Shareholder of the United Development Company, the developer of The Pearl-Qatar, last night agreed to sell Qatar’s General Retirement and Social Insurance Authority shares worth QAR 1.6 billion, making it a “strategic partner.”
In order to approve the acquisition, shareholders also had to agree to delete a clause in UDC’s articles of association that “no natural or corporate person is allowed to own more than 10% of the total company shares,” Gulf Times reports.
Although unspecified, the 110 million shares acquired by the state-owned retirement fund likely give it a controlling stake in UDC.

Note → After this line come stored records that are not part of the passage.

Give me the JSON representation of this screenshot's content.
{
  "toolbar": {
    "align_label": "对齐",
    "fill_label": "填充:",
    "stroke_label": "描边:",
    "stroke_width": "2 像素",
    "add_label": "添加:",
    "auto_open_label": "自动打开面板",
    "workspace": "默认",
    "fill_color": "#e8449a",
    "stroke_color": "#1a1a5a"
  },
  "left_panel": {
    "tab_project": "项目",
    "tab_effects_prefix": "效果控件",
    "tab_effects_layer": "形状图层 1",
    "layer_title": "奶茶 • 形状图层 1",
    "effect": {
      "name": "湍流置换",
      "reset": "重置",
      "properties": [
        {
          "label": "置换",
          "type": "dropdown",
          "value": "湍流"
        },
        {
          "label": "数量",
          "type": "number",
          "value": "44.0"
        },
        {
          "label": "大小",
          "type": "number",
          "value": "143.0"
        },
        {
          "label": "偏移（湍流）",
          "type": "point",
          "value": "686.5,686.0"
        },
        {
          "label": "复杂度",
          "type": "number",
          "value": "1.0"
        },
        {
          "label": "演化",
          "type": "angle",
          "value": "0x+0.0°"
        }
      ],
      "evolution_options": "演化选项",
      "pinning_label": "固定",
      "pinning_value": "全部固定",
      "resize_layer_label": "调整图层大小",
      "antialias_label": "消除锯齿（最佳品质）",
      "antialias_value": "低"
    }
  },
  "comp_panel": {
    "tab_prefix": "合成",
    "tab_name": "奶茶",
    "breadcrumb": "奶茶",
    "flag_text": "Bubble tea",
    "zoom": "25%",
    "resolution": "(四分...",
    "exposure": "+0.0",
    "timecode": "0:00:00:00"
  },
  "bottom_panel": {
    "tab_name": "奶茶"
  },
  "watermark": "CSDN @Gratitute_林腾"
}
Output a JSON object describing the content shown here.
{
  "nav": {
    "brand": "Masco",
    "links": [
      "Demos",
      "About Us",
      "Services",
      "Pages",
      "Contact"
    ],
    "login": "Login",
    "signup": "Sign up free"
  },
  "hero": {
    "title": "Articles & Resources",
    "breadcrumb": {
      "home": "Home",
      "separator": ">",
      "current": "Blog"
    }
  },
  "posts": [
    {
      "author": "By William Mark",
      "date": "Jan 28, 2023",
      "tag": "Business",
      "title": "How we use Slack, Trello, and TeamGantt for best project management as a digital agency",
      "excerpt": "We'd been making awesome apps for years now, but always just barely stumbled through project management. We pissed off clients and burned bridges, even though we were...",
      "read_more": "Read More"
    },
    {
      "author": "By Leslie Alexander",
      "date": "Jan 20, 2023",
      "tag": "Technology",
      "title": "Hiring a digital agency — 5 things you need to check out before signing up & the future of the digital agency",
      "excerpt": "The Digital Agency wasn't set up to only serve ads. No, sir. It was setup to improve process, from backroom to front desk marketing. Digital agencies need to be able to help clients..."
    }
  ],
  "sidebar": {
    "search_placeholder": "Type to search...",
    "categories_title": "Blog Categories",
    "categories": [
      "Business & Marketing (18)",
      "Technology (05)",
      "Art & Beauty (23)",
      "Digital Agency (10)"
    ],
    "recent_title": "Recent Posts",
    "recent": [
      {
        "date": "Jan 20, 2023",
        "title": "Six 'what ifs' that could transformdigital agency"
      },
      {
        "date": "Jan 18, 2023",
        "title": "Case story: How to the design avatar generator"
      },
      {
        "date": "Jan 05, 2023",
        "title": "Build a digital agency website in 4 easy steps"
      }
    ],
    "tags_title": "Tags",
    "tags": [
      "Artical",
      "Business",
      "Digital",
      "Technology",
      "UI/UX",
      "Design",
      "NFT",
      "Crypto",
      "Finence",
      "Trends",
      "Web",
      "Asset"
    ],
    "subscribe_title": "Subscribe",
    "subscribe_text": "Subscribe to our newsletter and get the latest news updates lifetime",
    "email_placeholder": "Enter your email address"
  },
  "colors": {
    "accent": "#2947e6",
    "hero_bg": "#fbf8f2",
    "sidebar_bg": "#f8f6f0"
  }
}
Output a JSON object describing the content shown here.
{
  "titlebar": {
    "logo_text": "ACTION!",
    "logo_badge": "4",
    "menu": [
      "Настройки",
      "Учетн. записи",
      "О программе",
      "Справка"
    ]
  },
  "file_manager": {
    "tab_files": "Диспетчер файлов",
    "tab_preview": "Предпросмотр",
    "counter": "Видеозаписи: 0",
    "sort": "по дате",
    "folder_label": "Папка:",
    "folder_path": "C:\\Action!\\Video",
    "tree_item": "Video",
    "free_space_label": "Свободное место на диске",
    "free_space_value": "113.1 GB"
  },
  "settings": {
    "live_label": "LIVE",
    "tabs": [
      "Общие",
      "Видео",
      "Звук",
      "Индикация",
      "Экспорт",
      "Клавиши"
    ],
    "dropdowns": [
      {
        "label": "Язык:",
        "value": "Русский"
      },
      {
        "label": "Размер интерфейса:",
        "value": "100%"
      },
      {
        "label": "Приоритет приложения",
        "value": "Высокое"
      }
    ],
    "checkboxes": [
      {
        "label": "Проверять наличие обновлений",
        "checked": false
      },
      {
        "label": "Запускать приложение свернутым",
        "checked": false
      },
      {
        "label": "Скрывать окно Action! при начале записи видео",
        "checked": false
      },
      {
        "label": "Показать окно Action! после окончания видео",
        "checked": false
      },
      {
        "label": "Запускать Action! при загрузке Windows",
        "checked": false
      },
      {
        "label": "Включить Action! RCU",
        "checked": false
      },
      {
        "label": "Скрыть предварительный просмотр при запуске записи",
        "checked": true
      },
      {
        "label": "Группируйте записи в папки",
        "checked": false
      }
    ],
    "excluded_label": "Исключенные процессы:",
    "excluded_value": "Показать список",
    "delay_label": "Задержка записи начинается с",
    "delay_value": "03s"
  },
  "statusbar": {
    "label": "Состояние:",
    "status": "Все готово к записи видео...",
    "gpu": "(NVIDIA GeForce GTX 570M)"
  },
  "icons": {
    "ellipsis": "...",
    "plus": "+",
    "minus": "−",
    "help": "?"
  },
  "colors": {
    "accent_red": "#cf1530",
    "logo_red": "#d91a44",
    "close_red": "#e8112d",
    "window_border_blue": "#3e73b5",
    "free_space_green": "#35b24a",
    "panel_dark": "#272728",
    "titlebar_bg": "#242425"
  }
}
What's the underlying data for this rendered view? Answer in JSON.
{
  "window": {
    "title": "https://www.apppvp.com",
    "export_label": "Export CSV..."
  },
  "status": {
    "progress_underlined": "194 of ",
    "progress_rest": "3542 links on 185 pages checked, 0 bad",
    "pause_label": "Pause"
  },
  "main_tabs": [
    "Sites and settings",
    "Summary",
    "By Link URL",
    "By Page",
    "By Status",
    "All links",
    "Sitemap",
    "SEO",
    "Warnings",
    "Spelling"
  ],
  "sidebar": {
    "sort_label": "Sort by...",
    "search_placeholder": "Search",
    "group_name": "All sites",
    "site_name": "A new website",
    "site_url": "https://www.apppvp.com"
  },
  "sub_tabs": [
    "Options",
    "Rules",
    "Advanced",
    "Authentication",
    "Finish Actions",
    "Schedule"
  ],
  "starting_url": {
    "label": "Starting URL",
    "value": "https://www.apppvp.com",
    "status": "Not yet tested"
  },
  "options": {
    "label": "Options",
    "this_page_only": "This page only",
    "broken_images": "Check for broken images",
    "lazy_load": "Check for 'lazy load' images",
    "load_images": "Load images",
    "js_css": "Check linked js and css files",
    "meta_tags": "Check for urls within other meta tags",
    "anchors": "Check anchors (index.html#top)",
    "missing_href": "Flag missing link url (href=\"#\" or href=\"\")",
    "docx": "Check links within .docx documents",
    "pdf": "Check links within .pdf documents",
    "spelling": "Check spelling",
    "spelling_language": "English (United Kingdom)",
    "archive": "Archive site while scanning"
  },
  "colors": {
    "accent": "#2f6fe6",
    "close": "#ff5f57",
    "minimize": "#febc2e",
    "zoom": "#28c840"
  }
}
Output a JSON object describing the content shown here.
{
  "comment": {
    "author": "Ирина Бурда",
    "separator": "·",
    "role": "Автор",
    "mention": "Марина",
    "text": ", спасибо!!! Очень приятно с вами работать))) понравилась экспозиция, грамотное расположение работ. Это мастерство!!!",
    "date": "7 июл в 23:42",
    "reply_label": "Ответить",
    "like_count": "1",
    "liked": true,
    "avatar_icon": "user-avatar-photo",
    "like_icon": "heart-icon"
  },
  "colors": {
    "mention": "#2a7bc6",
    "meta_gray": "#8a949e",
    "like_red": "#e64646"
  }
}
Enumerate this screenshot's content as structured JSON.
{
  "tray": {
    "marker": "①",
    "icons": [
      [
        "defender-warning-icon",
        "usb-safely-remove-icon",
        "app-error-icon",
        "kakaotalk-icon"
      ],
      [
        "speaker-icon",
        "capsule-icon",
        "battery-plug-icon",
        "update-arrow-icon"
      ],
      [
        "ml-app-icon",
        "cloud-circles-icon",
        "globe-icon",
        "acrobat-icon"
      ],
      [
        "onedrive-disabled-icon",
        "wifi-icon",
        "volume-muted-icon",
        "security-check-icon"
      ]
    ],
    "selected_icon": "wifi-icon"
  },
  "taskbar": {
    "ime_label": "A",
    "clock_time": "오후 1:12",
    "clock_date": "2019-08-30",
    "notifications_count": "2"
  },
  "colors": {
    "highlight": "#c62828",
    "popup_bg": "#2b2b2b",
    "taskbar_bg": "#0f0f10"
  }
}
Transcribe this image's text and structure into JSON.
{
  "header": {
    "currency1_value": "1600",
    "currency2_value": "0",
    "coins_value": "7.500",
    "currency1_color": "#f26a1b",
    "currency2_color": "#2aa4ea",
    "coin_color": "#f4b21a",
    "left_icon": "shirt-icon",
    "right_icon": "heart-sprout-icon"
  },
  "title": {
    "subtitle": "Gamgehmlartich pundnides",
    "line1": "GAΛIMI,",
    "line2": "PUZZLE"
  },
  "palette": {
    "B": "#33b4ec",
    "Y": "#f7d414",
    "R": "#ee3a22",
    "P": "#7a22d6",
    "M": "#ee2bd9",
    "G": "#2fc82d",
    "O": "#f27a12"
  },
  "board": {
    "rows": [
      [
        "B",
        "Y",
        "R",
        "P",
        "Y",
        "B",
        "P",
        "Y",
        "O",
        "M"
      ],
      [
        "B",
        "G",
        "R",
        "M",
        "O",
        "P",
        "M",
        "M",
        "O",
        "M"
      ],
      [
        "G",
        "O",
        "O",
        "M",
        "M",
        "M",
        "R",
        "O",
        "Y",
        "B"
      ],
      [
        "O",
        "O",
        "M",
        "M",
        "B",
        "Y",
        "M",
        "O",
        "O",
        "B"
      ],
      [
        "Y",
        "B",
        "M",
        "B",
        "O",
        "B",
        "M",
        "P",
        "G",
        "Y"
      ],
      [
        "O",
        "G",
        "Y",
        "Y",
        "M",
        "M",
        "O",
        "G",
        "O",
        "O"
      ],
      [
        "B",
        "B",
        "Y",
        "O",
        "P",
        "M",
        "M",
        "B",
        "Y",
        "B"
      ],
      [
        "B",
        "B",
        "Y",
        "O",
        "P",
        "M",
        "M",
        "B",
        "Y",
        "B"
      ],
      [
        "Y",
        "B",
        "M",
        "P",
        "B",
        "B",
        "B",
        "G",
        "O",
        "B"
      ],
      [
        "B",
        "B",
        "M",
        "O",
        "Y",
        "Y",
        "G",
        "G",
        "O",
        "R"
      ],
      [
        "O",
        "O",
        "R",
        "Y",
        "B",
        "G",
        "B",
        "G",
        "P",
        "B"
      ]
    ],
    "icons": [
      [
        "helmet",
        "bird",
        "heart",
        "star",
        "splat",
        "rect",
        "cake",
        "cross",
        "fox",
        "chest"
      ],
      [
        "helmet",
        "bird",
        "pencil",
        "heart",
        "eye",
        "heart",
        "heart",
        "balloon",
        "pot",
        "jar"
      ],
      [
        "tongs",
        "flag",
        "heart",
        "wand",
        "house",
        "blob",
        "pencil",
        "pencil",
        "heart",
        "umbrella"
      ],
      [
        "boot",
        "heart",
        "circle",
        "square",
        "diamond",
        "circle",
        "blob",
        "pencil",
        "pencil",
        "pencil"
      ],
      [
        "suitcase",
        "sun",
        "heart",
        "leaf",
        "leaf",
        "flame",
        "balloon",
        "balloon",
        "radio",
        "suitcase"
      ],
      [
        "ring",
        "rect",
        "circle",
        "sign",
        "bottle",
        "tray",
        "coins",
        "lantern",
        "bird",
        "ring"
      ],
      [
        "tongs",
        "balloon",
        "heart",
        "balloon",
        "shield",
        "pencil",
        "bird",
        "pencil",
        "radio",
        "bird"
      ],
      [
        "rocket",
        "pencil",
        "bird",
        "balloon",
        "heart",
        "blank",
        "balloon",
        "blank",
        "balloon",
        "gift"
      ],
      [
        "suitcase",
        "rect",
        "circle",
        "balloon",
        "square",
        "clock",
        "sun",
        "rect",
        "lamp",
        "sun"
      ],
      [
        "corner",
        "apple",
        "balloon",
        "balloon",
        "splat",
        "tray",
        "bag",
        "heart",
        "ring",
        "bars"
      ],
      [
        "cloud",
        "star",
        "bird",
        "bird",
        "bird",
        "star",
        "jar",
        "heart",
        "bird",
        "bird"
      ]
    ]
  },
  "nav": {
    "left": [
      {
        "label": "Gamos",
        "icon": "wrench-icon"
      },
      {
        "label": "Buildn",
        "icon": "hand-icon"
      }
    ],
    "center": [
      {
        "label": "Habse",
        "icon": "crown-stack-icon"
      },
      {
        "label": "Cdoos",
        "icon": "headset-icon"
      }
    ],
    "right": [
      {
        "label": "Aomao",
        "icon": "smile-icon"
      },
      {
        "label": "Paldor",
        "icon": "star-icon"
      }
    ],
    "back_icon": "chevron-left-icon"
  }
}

Speculation has been rife that the General Retirement Authority’s investment into UDC is the reason behind The Pearl-Qatar’s sudden ban on alcohol last December. UDC has yet to confirm this though, and we haven’t been able to clarify if the Pension Authority is, in fact, governed by Islamic finance principals, which would prohibit it from investing in businesses that permit alcohol (anyone know?).
UDC officials previously stated the ban was temporary, although a few weeks ago two restaurants that previously served alcohol on The Pearl – Megu and Tse Yang – were forced to close. Other restaurants on UDC’s flagship property have reported significant revenue losses since the ban.
Adding to the confusing, in January, United Development Company’s President and Managing Director Khalil Sholy announced his resignation.
What do you think? Is the fresh cash infusion likely to stabilize Qatar’s highest-profile property development?